On Tuesday, the 15-year-old was presented with the Daniel Feinberg Success in Chess Award in a virtual ceremony. The award grants her $40,000 in college scholarship.
Hyatt, who has been playing chess since she was four years old, said it was amazing to get an award for doing something she loved. “I play in my free time,” she said. “When I wake up, during my breaks I play it, during my lunch I play it — maybe 6 to 7 hours per day I play.”
The award recognizes promising chess players from Success Academy Charter Schools across Brooklyn, the Bronx, Manhattan and Queens.
Hyatt — who attends the Success Academy High School of the Liberal Arts in Manhattan — is currently ranked in the top 10 Black female chess players in the country.
The tenth-grader hopes to encourage more young Black girls to play when she becomes the first African American female chess master.
“Chess is a game that is primarily dominated by white people and mostly white males,” Hyatt said. “It’s very rare to see someone Black at a chess tournament.”
A Master in chess is a player who is awarded a master title by the world chess organisation FIDE, or by a national chess organization. According to the International Chess Federation website, there are currently no African Americans in the top ten ranked female or male players in the United States.

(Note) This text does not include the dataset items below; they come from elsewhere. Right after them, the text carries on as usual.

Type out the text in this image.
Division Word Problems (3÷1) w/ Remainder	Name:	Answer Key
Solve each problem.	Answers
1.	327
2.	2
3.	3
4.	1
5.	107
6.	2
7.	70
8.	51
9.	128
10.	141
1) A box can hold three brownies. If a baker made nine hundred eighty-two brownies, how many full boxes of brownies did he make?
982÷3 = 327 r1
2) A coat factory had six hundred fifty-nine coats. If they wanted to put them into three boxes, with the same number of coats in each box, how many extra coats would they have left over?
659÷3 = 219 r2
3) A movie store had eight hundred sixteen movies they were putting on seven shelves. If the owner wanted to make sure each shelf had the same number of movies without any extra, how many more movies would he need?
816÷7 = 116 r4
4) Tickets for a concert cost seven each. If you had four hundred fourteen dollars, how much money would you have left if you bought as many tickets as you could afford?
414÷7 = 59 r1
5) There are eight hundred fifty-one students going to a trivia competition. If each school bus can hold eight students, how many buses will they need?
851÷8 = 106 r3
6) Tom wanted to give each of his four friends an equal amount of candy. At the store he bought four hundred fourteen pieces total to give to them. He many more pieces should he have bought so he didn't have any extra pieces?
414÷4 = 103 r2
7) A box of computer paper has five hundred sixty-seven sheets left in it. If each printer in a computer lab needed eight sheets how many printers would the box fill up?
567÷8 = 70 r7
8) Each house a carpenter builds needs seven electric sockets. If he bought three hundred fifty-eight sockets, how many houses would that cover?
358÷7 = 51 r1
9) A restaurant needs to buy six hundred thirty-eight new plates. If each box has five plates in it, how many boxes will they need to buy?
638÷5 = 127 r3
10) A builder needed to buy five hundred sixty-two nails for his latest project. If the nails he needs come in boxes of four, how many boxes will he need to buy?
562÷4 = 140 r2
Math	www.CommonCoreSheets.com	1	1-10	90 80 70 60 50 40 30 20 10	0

Hyatt’s teacher David Mbonu, who is a Black master-level chess player, said when he was a kid there was only one young Black player at tournaments. He looked up to him as a role model.
“Jessica doesn’t currently have that person,” he said. “But she has the ability to be that person for somebody else. “
Hyatt’s mom Loy Walker said it was amazing to discover her daughter had won a college scholarship from chess. “To me it was a hobby, but to her it was a passion. So it’s nice to know her passion is paying off.”

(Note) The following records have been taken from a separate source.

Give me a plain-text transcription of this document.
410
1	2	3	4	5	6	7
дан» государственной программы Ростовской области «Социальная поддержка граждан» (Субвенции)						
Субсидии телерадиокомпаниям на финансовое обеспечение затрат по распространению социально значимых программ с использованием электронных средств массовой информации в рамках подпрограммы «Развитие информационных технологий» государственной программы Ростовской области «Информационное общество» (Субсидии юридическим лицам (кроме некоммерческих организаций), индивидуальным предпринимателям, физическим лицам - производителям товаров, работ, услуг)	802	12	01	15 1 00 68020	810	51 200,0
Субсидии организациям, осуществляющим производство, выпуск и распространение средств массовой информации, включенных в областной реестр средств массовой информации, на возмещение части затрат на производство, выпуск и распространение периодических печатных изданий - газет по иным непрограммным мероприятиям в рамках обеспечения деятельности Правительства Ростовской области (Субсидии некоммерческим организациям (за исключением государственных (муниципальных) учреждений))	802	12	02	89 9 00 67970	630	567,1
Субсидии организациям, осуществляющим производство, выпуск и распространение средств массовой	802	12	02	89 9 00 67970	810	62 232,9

Walker said, living in Brownsville, they often had to travel outside the neighborhood to meet chess clubs and find tournaments. “Every time I tell people my daughter plays chess, everyone says, ‘The only people I know who play chess learned it in prison.’”
She said she hoped her daughter might be able to lead the way for other Brownsville children. “I always tell her, eventually you can be teaching kids in the neighborhood chess.”
Success Academy Bed-Stuy Middle School seventh grader Isaiah Brewster and Success Academy Hudson Yards fourth grader Gabe Bencosme-Lee were also recognized for their chess skills Tuesday, winning $500 each in private grandmaster lessons.